Monitoring service/resource usage
When working on a hybrid architecture for a financial company, we ran into an issue where we started getting timeouts on a system which was hosted on-prem. The system typically responded within 30 milliseconds, but we ran into a situation where the responses were taking over 6 seconds which was the timeout for our lambda function which was making the call to the system. Using trace information, we could see that the service over time would become less responsive until the point where most of our calls would go unanswered. We quickly eliminated all other possibilities for the failure and engage with the company that created the third party system with data to back us up. Having information for all the third-party systems which your solution interacts with is critical when working through integration issues, especially if those issues happen rarely. By leveraging tracing information, the team gets this information immediately without having to put in extra effort to change their code for tracking on a case-by-case basis.
You also get the benefit of having detailed metics on function duration and memory utilization. This is critical information when your function times out or runs out of memory to understand when the behavior first started appearing and how dramatic a departure from normal usage it is. This helps your team tune the performance of the lambda function itself, and can even help the team identify when it would be better to transform the lambda function into a Step Function due to long response times.
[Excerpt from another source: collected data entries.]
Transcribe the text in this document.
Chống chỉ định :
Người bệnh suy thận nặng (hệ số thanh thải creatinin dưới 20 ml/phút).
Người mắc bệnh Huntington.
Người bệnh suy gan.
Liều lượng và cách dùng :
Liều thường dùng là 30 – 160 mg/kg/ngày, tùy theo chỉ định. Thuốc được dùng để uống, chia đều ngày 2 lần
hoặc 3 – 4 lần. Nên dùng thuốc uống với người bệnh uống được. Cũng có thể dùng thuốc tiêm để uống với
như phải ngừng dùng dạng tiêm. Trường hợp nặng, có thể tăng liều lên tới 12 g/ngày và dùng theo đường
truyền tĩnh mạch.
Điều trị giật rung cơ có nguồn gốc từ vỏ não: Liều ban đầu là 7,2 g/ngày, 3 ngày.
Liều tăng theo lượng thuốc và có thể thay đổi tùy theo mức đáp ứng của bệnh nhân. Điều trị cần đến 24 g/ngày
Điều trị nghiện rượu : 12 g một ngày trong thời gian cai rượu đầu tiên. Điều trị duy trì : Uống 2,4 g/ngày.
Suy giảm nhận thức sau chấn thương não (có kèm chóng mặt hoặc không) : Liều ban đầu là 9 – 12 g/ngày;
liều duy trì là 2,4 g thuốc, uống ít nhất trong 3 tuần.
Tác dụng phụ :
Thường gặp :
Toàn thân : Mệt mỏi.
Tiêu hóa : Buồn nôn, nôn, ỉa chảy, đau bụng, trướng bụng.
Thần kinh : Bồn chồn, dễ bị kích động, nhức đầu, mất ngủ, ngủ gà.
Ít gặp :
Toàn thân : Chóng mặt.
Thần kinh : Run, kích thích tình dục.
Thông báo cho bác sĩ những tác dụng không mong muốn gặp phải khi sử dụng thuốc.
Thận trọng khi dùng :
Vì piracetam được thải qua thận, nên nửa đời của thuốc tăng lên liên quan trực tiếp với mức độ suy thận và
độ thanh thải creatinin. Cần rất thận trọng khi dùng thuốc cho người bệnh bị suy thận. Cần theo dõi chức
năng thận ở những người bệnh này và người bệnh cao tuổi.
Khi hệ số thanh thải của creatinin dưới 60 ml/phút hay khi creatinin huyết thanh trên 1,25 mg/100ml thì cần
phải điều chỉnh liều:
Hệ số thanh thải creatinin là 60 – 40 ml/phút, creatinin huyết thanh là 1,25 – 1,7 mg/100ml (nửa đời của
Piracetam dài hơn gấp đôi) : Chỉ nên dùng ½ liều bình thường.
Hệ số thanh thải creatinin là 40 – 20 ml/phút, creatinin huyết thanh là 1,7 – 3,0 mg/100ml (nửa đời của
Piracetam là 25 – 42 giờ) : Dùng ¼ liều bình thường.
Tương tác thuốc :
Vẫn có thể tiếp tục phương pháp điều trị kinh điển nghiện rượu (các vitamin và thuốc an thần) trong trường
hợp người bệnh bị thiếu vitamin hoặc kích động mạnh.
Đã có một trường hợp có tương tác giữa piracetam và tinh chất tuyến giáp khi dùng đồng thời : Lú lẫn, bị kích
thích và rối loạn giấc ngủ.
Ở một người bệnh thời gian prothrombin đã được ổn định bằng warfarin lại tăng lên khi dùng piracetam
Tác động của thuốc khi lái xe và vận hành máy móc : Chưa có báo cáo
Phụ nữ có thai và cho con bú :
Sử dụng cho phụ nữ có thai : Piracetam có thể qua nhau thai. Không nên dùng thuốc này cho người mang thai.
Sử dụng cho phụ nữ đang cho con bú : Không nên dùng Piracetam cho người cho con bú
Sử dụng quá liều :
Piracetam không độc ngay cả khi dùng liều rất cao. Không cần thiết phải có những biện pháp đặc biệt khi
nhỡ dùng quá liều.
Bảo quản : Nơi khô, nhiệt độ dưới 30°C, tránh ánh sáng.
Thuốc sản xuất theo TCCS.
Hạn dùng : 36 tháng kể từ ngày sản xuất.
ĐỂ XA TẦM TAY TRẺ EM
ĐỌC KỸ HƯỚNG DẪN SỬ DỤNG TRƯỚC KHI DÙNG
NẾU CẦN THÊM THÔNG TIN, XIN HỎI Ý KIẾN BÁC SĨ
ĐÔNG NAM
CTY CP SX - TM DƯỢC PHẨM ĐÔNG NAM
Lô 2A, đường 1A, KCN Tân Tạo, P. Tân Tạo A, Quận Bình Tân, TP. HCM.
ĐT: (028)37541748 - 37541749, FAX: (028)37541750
The goal when moving to serverless is to eliminate focus areas so your team can focus on business objectives. Maintaining a micro-service system, ensuring visibility availability/health and shortening your time to resolution is imperative for your team to continue to focus on new capabilities rather than continually being pulled back to focus on previous work. Tracing, therefore, is imperative to your serverless team's success. Epsagon and others offers a wide variety of tools in this area which will increase your speed to deliver your solution and decrease the effort of configuring and maintaining a home-grown solution.